A Moveable Coma: Reviewing Tiko Tuskadze’s Supra5 min read
The place was home; the time, irrelevant. The year was the year of sourdough starters and dalgona coffee and ambitious recipes to kill time and fill your Instagram feed. That’s when Supra: A Feast of Georgian Cooking arrived in the mail.
As author Tiko Tuskadze explains in her introduction, family, tradition, and food are inextricably linked in Georgian culture. This cookbook, then, is not only an instructional guide, but a celebration of family and memory. Supra is filled with both appetizing food photography and intimate family portraits. Likewise, descriptions of culinary technique are presented alongside short but rich stories about Tuskadze’s family, especially her foremothers, who taught her how to cook.
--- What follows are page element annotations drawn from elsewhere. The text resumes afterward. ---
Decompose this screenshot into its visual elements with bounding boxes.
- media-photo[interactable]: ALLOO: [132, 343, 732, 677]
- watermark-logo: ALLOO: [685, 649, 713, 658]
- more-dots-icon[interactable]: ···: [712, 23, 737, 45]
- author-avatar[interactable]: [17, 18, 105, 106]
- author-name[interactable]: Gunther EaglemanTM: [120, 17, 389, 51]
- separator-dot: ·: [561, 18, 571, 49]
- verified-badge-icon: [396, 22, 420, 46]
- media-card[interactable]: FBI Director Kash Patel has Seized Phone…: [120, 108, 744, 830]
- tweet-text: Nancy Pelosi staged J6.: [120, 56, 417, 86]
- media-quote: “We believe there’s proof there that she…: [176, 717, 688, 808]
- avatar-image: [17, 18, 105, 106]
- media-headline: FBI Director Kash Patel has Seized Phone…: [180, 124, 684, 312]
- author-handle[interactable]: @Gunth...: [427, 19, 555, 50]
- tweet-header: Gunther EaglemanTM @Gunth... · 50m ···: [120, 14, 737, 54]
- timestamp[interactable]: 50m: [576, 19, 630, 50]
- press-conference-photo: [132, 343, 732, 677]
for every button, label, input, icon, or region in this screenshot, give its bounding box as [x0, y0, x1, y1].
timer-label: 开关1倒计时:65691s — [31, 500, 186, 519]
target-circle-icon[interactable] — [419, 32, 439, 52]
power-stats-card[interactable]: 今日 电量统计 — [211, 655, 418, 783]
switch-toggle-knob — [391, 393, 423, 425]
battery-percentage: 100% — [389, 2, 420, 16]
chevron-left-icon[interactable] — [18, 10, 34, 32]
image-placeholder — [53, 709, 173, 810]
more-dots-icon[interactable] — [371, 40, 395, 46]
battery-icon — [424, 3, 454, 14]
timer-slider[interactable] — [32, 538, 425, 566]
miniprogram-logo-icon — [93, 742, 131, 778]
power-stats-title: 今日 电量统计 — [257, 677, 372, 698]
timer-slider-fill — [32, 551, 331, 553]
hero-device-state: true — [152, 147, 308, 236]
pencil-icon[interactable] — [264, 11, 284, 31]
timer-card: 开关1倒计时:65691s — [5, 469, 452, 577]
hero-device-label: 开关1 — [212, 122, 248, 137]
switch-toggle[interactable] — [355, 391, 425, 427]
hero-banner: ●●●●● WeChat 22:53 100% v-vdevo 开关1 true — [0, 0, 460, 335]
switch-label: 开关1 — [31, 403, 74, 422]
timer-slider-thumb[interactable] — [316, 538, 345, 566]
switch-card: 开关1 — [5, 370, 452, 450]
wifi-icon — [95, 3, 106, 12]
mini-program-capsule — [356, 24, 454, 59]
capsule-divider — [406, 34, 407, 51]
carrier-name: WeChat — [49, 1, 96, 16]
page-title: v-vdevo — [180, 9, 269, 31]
The first thing you learn about Georgian food is that it is delicious. Georgia, despite its tiny size and relatively low international profile, has taken the food world by storm in recent years. Culinary tourism to Georgia is on the rise, and with each passing year magazines and websites take greater notice of Georgia’s palette of rich, hearty dishes.
That’s the second thing you learn about Georgian food: if made correctly, it will kill you. A Supra shopping trip will run you several kilos of butter, potatoes, and cheese. And, if you’re a traditionalist, your meal will be served with generous amounts of wine. But oh, what a way to die!
The month was May, I think, and a cold snap killed half my poor vegetable garden. To console myself, I turned to Surpa’s heartiest, most nourishing dishes, starches that warm your fork and fill your stomach on a chilly day: lobios supi, a thick bean stew that comes smooth and savoury with just a tap of heat from that ubiquitous Georgian adjika, red chili paste; and akhali kartophili, fried potatoes served crispy, tender, and soaked in the fragrant oil of hot green peppers. Many of the recipes in Supra are simple variations on solid international classics (boiled beans, fried potatoes) that dare you to add a bit more chili than you might otherwise have ventured.
But let’s not kid ourselves. You don’t buy Playboy for the articles, and you don’t buy a Georgian cookbook for the potatoes. The first thing I did when Supra arrived was flip straight to the section on khachapuri. Khachapuri, for the babes among you who haven’t yet tried it, is Georgia’s cheese bread, their answer to pizza if the question pizza asked was “What could be better than me?”. Different varieties have emerged from different regions of Georgia, although the most famous is undisputedly the adjaruli khachapuri, with its distinctive boat-like shape and iconic egg drop.
I believe the only reason khachapuri hasn’t replaced pizza as the gut-buster of choice in North America is that its signature ingredient, sulguni cheese, is difficult to source. Sulguni is ubiquitous in Georgia, but although Americans keep sending people to space, they haven’t yet figured out how to replicate this slightly sour, slightly salty, intensely stretchy feat of dairy engineering. In khachapuri, baked sulguni brings a flavour, elasticity, and richness that no other ingredient can match.
Or so I thought. Tuskadze, the author of Supra, is also the chef-owner of London’s Little Georgia restaurants, and she has had to make do without a constant supply of Georgian ingredients for years. Her approximation of sulguni, as presented in Supra’s recipe for adjaruli khachapuri, is a revelation that will make khachapuri accessible to almost everyone.
Tuskadze’s secret – and here I feel like Prometheus stealing fire, or perhaps Pandora opening the box containing all the world’s calories – is a simple blend of two parts feta cheese to one part mozzarella, with a bit of milk spooned on top. If the feta is sufficiently crumbled and the cheeses are blended well, the mix will melt into a salty, stretchy, and rich filling that’s pretty damn close to the real thing.
A caveat: Some of Tuskadze’s ratios seem a bit off, or at least a bit unusual. Her recipe for adjaruli khachapuri calls for 8 cups of flour and 1 cup of liquid (the standard ratio for yeast bread is 5:3). I spent nearly half an hour kneading dough as rough as sand before heeding the siren’s call of the kitchen faucet and adding an extra quarter-cup of water. The recipe for akhali kartophili calls for an astounding 25 grams of dill, which is more than an American eats in a year (although admittedly about average for an appetizer in Eastern Europe). Tuskadze’s soko ketze, mushrooms with cheese, are made with equal parts cheese and butter; they are richer than some of her desserts.
Likewise, some of the portions in Supra are comically large. The lobios made for a hardy dinner Monday night; on Tuesday night, I thickened the leftover stew with flour and egg and fried it into savoury pancakes; and by Wednesday, I was able to pass off the last of it off as taco filling. In the introduction to her recipe for adjaruli khachapuri, Tuskadze cheekily writes that the dish is “very filling so is best shared among a few people”. One wonders, then, why her recipe yields 6 of those dreamy monstrosities.